Atambayev has been in power since 2011. On the one hand, his presidency ends in the coming months, and, on the other hand, it seems that 2017 will be considered the end of Atambayev’s term of office according to his unwillingness expressed to participate in the upcoming presidential election. But regarding the Kyrgyz experience in the field of transmission or distribution of power, observers and the audience have still more to reflect upon. Thus, it is not far-fetched to try to explain the links between future political developments and the recent changes to Kyrgyzstan’s constitution.
As shown in the media, despite the friendly pleasantries of regional leaders like Putin and Nazarbayev expressed for Atambayev’s re-nomination, he has not expressed a desire to assume the presidency again. In addition, as mentioned, as a result of the recent referendum, the Prime Minister’s scope of powers and his executive power have increased more than ever. At first glance, it seems that this development can be interpreted in the context of Atambayev’s efforts to reduce his (presidential) power. But the interesting point is that Atambayev is also attributed to the Social Democratic Party of Kyrgyzstan. However, the party, with 37 seats out of 120 parliamentary seats, has played its role in the form of parliamentary coalition, it seems that it is the most effective and most decisive party in the political climate in Kyrgyzstan.
The most common assessment for the possible motives behind the recent changes to the constitution is Atambayev’s attempt to return to power within the parliamentary elections as the Prime Minister of Kyrgyzstan who is now more powerful than ever, and enjoys an incomparable executive power. This is the claim raised by the Kyrgyz and international analysts, but, each time, Atambayev has refused to accept it. But, regardless of the raised claims and doubts, the ongoing process is directed toward a loss of existing balance in power relations in this country, and it seems that this can cause possible future tensions in the political climate in Kyrgyzstan.
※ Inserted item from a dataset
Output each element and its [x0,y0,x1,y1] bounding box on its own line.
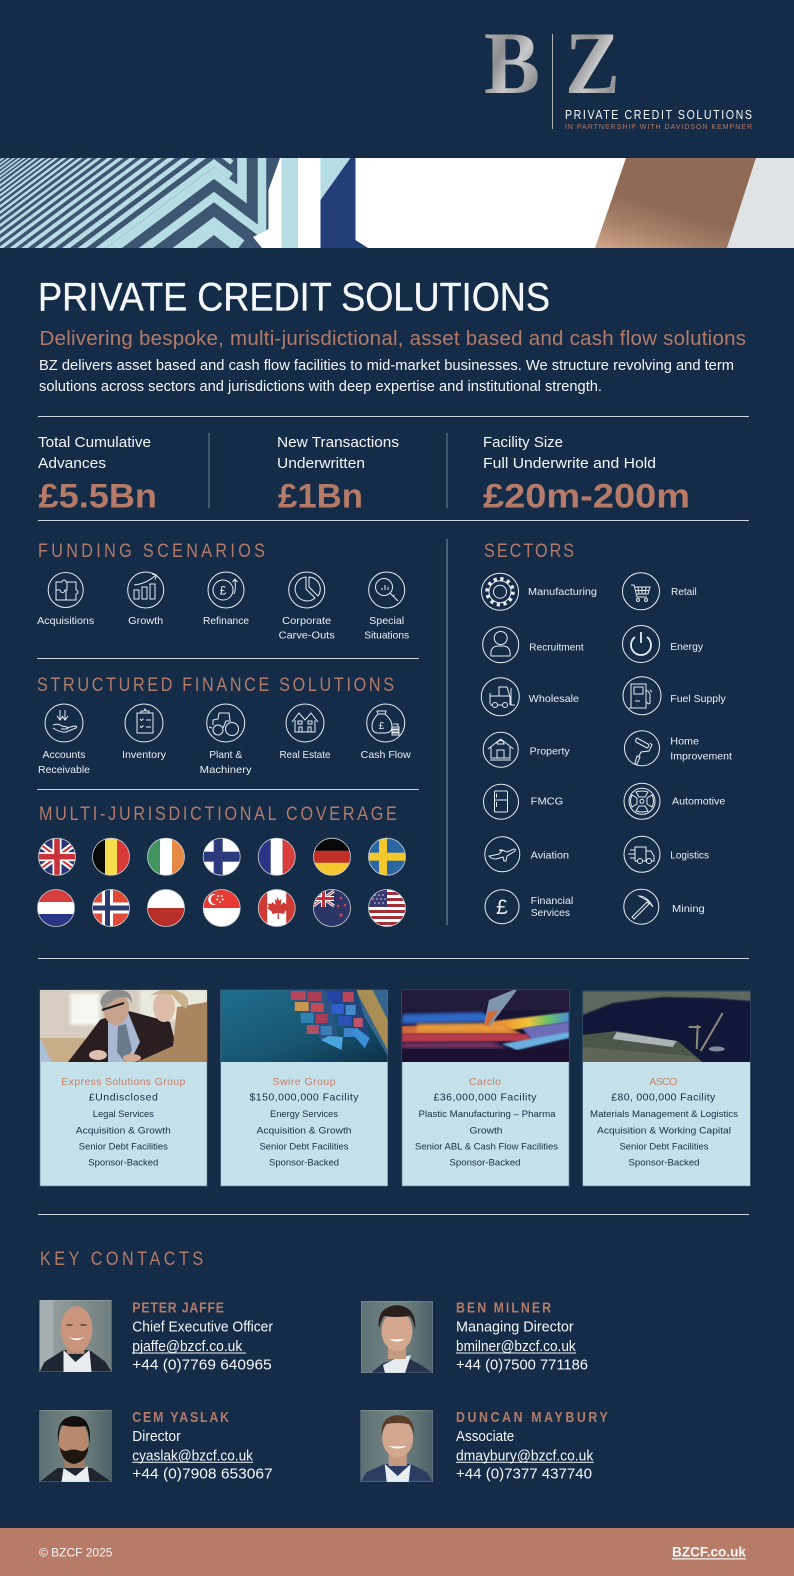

The most important feature of the parliamentary system in Kyrgyzstan is the effort to break the monopoly of political power in this country which is established as a result of the turmoil following the totalitarianism of the Presidents and the fear to have the turmoil repeated. Kyrgyzstan’s parliamentary system has emerged as a mechanism to curb the growing desire of the executive leaders of the country for the political rigidity and totalitarianism, and now, once again, the allocation of too much executive power to the Prime Minister has itself presented this mechanism as the underlying basis for the totalitarianism and political rigidity. According to the background of political developments in Kyrgyzstan, this process each time has not only led to disorder and political tensions, but also even paved the way for the fall of leaders and a change in the power structure.
So, aside from the names - the “parliamentary” and “presidential” - given to systems in Kyrgyzstan, the concentrated executive power in a part of the political structure of the country and the loss of the internal balance of power can cast doubt on the only parliamentary system in the vast Central Asia, and lead to the unwanted developments in the Kyrgyz political life.
Behrouz Ghezel, a PhD student in Central Asia and Caucasus Studies at University of Tehran, is the managing editor at IRAS.